Like clockwork, her weekly advice column continues to appear every Friday in the China Woman's Daily, offering words of comfort that Qiu mails from Alhambra. About every two weeks, her editors forward another packet of selected letters to Qiu.
Her advice, which reaches 300,000 subscribers in China, is often the only emotional outlet for some of her correspondents, Qiu said. The letter writers seek advice about everything from extramarital affairs to loneliness. One 9-year-old wrote asking what death is. A 74-year-old woman planning to marry a man 42 years her junior wanted to know how to deal with disapproval from others.
"When Chinese women face a personal difficulty, there is no one to help you," said Qiu, who started her column a year and a half ago. "You can't find an audience, a sympathetic ear. I want to be that sympathetic ear."
Qiu, 42, came to Southern California in February at the invitation of the Chinese Culture Renaissance Assn., a nonprofit Alhambra group that promotes appreciation of Chinese literature and performing arts. As part of a cultural exchange program, the association invited Qiu to visit this country, said Lang Yun, director of the 30-member association.
In between seminars and other speaking engagements sponsored by the association, Qiu has found time to continue her column as well as write articles recording her impressions of the United States.
In the aftermath of the bloody military crackdown in Beijing, Qiu also volunteered to help publish the Press Freedom Herald, a newspaper compiled by Chinese journalists here who want to circumvent news censorship in China and tell their countrymen of the bloodshed at Tian An Men Square.
The most recent packet of letters from her editors was postmarked May 29, six days before the killing began at Tian An Men Square and six weeks after the pro-Democracy movement first began in Beijing. But none of the letters mentioned the protest that, at its height, drew more than a million people.
May Be Protecting Her
Qiu believes that some of the recent letters from readers must have focused on the protests but suspects that her editors chose not to forward those.
"If there are some of those letters, I think they will throw them away to protect me," Qiu said.
As have all the journalists, Qiu has taken a chance by helping to publish the Herald. Her parents and 13-year-old daughter live in Beijing, and she shares the concern of other Chinese here who support pro-democracy protesters that there may be repercussions for her family. But she is optimistic that no harm will come to her family.
"If I thought that to do this I have to sacrifice my daughter, I wouldn't have done it," Qiu said.
Before she goes to bed each night, Qiu reads the pile of letters from China and writes individual replies to almost all of those who seek her help. For women whose letters will not be published in the newspaper, she sends a hand-written response that often runs several pages long.

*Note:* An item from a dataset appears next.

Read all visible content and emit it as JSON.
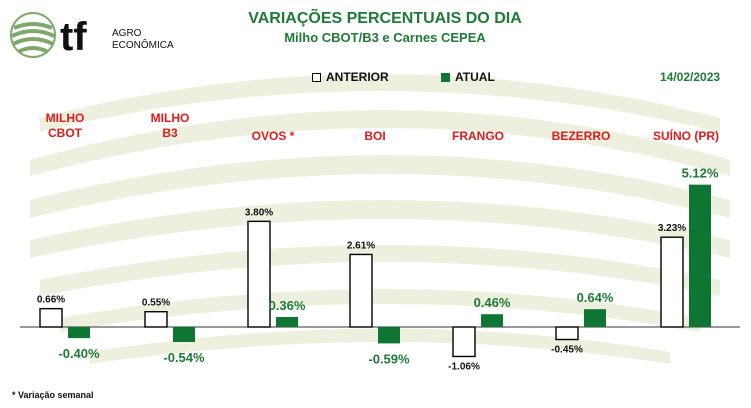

In Beijing, Qiu managed with just four hours of sleep each night, getting up at 2 a.m. to write to her readers and work on magazine articles and short stories. She also has a full-time job as an associate editor for the Great Wall Literary Magazine.
Qiu does not have to personally answer each letter, but she wants to.
"What the letter writer needs the most is to hear from me," Qiu said. "They feel someone is listening, helping them." Appreciative readers have sent her packets of candy, hats and other gifts for her and her daughter.
Qiu's dedication to the column, "Qiu Ming Mailbox," stems from her own painful experience as a young divorcee, she said.
To limit the number of people in its cities, the Chinese government routinely sends students back to their hometowns for job assignments. Under this arrangement, which often separates spouses, Qiu stayed in Beijing while her husband was sent back to the Hebei countryside.
Divorced After Transfer
Qiu, daughter of a high-level Communist Party official, asked her father to help transfer her husband to Beijing. Shortly after her husband received the transfer, he asked for a divorce.
"One month, three days," was the time between the transfer and the divorce, Qiu said with a hint of pain in her voice. Eventually she learned that her husband had always been in love with a childhood sweetheart who refused to marry him unless he could get transferred to a job in a city.
After the divorce, Qiu discovered that friends and acquaintances began ostracizing her, with some accusing her of seducing their husbands. The pressure drove her to attempt to kill herself.
After a jealous friend falsely accused Qiu of having an affair with her husband and physically attacked Qiu in a public street, Qiu threw herself into oncoming traffic, but the car screeched to a halt just in time.
"The world came crashing down on me," Qiu said. She wanted to press charges against her friend, but the courts refused to do anything, she said. Back then, she said, if she could have poured her heart out to someone, the painful experience would have been more bearable.
Now, she is offering others what she once needed.
"Let us chat. Let us be friends," Qiu told readers in her first column. "I want to listen to your problems."